Dogs are an important part of our community, culture and society. Ownership of a dog is a privilege. With this privilege comes a range of responsibilities in relation to the animal, the community and the environment.
The Companion Animals Act (the Act) regulates the keeping of dogs and outlines the responsibilities of dog owners. The Act is designed to protect pets, their owners, and the wider community from irresponsible pet ownership.
Cowra Council reminds all dog owners in the Cowra Shire of their responsibilities to ensure that they keep their dogs safe; well-cared for; and in a manner so they do not become a problem to the community.
A dog owner or person in charge of a dog must take all reasonable precautions to prevent that dog from escaping from the property on which it is being kept. If you fail to comply with this requirement, you may be issued a fine.
All dog owners are encouraged to regularly check fences and gates to ensure that their dog cannot escape their property.
If your dog is found wandering at large in a street or public place, Cowra Ranger Services can seize the dog and take it to Cowra Pound. Before an animal can be released from the pound, the animal must be microchipped, registered and all impounding fees paid.
Dogs in a public place
Whenever a dog is within a public place, it must be under the effective control of a competent person by means of an adequate chain, cord, or leash.
A child may not be able to control a large dog in a public place; therefore it is important that the person in charge of a dog has the ability to adequately control the animal.
A person who has control of more than 4 dogs is not considered to have those dogs under effective control.
Dogs are prohibited at all times in children's play areas, school grounds, childcare centres, shopping areas, wildlife protection areas, food preparation/consumption areas and public bathing areas. When a dog is in a public place, it must have a collar around its neck with a tag attached that shows the dog's name and the owner's address or phone number.
If your dog defecates in a public place, it is an offence not to remove the faeces immediately.
Want more information?
Contact Council's Environmental Services Department during normal business hours on (02) 6340 2040.
Off Leash Area
Cowra Shire currently has 2 designated off leash areas located at:
• Bill Robinson Park, located on the western side of the Lachlan River at Cowra. This facility includes dog agility equipment, jump-throughs, weave-poles, and a dog maze. The facility also has seating, drinking stations, and parking areas; and
• Cowra Peace Precinct off Sakura Avenue, Cowra
A dog must be on a leash prior to entering and leaving an off leash area. It is important to note that while a dog located within a designated off leash area does not have to be on a leash, the person in charge of the dog must still have adequate control of the animal and are still subject to penalties in the event that the dog is involved in a dog attack incident.

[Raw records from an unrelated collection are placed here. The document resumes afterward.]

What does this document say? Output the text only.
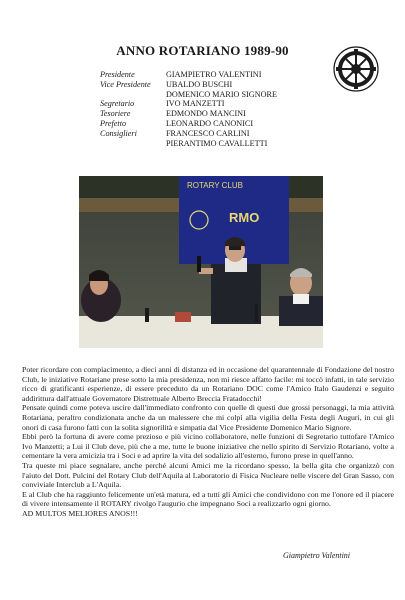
ANNO ROTARIANO 1989-90
Presidente	GIAMPIETRO VALENTINI
Vice Presidente	UBALDO BUSCHI
DOMENICO MARIO SIGNORE
Segretario	IVO MANZETTI
Tesoriere	EDMONDO MANCINI
Prefetto	LEONARDO CANONICI
Consiglieri	FRANCESCO CARLINI
PIERANTIMO CAVALLETTI
ROTARY CLUB
RMO

Poter ricordare con compiacimento, a dieci anni di distanza ed in occasione del quarantennale di Fondazione del nostro Club, le iniziative Rotariane prese sotto la mia presidenza, non mi riesce affatto facile: mi toccò infatti, in tale servizio ricco di gratificanti esperienze, di essere preceduto da un Rotariano DOC come l'Amico Italo Gaudenzi e seguito addirittura dall'attuale Governatore Distrettuale Alberto Breccia Fratadocchi!

Pensate quindi come poteva uscire dall'immediato confronto con quelle di questi due grossi personaggi, la mia attività Rotariana, peraltro condizionata anche da un malessere che mi colpì alla vigilia della Festa degli Auguri, in cui gli onori di casa furono fatti con la solita signorilità e simpatia dal Vice Presidente Domenico Mario Signore.

Ebbi però la fortuna di avere come prezioso e più vicino collaboratore, nelle funzioni di Segretario tuttofare l'Amico Ivo Manzetti; a Lui il Club deve, più che a me, tutte le buone iniziative che nello spirito di Servizio Rotariano, volte a cementare la vera amicizia tra i Soci e ad aprire la vita del sodalizio all'esterno, furono prese in quell'anno.

Tra queste mi piace segnalare, anche perché alcuni Amici me la ricordano spesso, la bella gita che organizzò con l'aiuto del Dott. Pulcini del Rotary Club dell'Aquila al Laboratorio di Fisica Nucleare nelle viscere del Gran Sasso, con conviviale Interclub a L'Aquila.

E al Club che ha raggiunto felicemente un'età matura, ed a tutti gli Amici che condividono con me l'onore ed il piacere di vivere intensamente il ROTARY rivolgo l'augurio che impegnano Soci a realizzarlo ogni giorno.

AD MULTOS MELIORES ANOS!!!

Giampietro Valentini
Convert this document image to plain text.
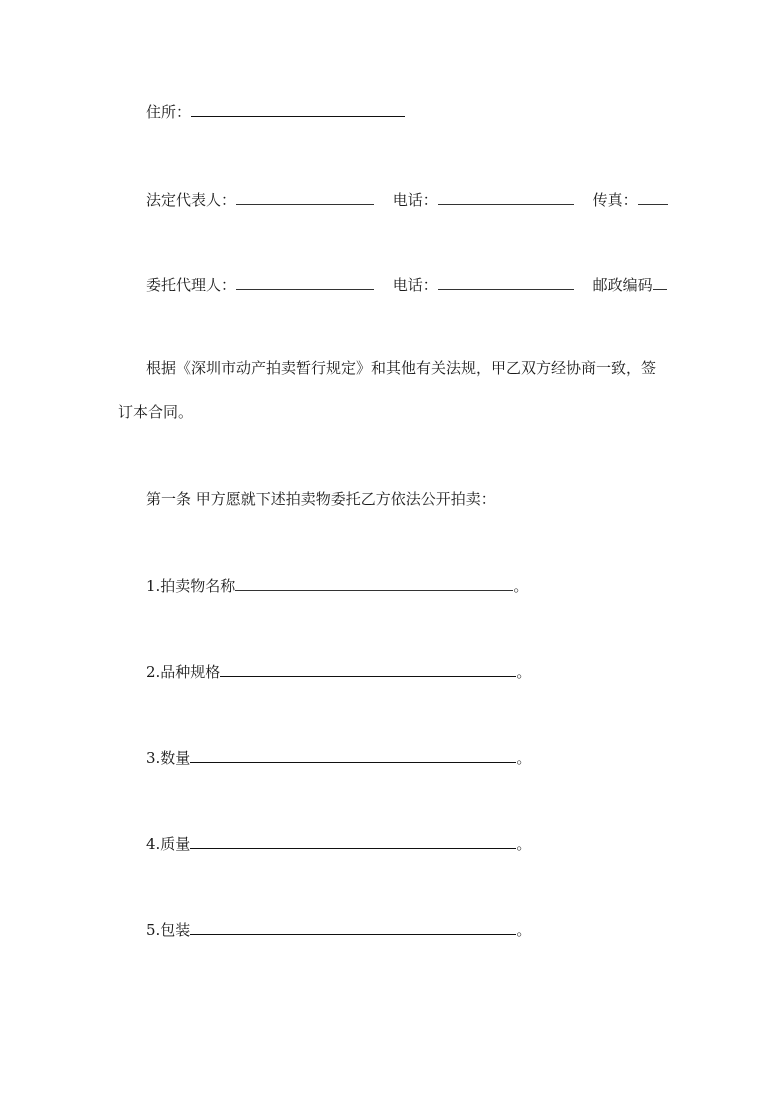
住所：
法定代表人：	电话：	传真：
委托代理人：	电话：	邮政编码
根据《深圳市动产拍卖暂行规定》和其他有关法规，甲乙双方经协商一致，签
订本合同。
第一条 甲方愿就下述拍卖物委托乙方依法公开拍卖：
1.拍卖物名称	。
2.品种规格	。
3.数量	。
4.质量	。
5.包装	。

Dog attacks usually occurred when dogs are allowed to wander unattended in public places. Dog owners should be aware that, their dog rushes at, attacks, bites, harasses, or chases any person or animal (other than vermin) – whether or not any injury is caused to the person or animal – it is considered as a dog attack incident.
An owner or person in charge of an attacking dog may be issued with a substantial fine. The dog may also be declared a dangerous, menacing or nuisance dog, which requires a number of specific control requirements that must be complied with.
The NSW Government has three different programs designed to educate parents and children about how to interact safely with their pets:
1. 'We are Family' – for child and pet relationship from pregnancy to pre-school years.
2. 'Living Safely with Dogs' – for 4-5 year old pre-school children.
3. 'Living Safely with Pets' – for 5-8 year old school children.
Microchipping & Lifetime Registration
It is a requirement that all dogs be microchipped and registered. If you fail to comply with this requirement, you can be issued with a fine. There are, however exemption for greyhounds that are registered with the Greyhound Racing Authority, and working dogs.
Microchipping and registration is a two part process. Your dog has to be microchipped first before it can be registered. Pet owners are required to have their dog microchipped from 12 weeks of age or before being sold or given away – whichever occurs first.
Once you dog is microchipped the next step is to life-time register your dog by six months of age with Council.
It is also important to notify Council of any changes of address or change of ownership of your dog or if your dog dies.